The Russell and Angelica Berrie Program in Cellular Therapy

A New Frontier in Diabetes Research

The Berrie Medical Science Pavilion, New York City

In May 2003, The Russell Berrie Foundation’s $12 million gift to Columbia University School of Medicine created an innovative program in cellular therapies focused on preventing and curing diabetes. Spearheaded by top scientist Dr. Rudolph Liebel, the cellular therapy program is conducting research in innovative ways to confront the war on diabetes.

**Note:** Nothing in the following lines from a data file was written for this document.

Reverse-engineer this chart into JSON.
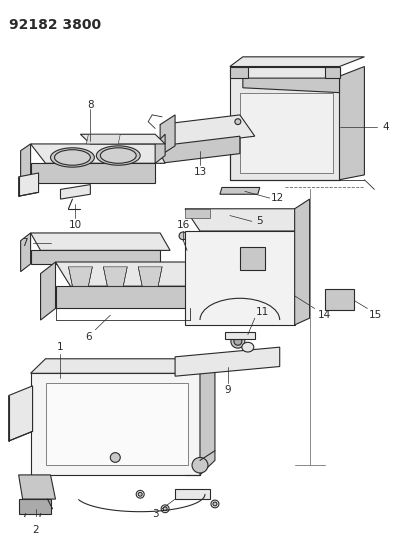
{
  "title_code": "92182 3800",
  "bg_color": "#ffffff",
  "line_color": "#2a2a2a",
  "fig_width": 3.96,
  "fig_height": 5.33,
  "dpi": 100,
  "title_fontsize": 10,
  "label_fontsize": 7.5
}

Dr Liebel and other Columbia University colleagues work closely with top level scientists and researchers in other leading medical schools across the country and abroad, such as Harvard, Vanderbilt and Jerusalem universities. Together they collaborate in joint research projects as well as share results about their individual work, which could lead to advances that one day may spare patients the need for daily insulin injections and prevent the devastating complications of diabetes— blindness, amputation, kidney failure, nerve damage and heart disease.

"The importance of this gift is that it keeps alive Russ's dream of finding a cure for diabetes. By collaborating with the best minds in research, we will achieve that dream and improve the health and lives of millions of people who live with this disease and its devastating complications," said Angelica Berrie, president of the Russell Berrie Foundation.

"This gift will permit an assault on the disease using cellular and gene therapy to dramatically change the course of the disease and the lives of diabetes patients," stated the outgoing dean of the Faculty of Medicine at Columbia University, Dr. Gerald Fischbach.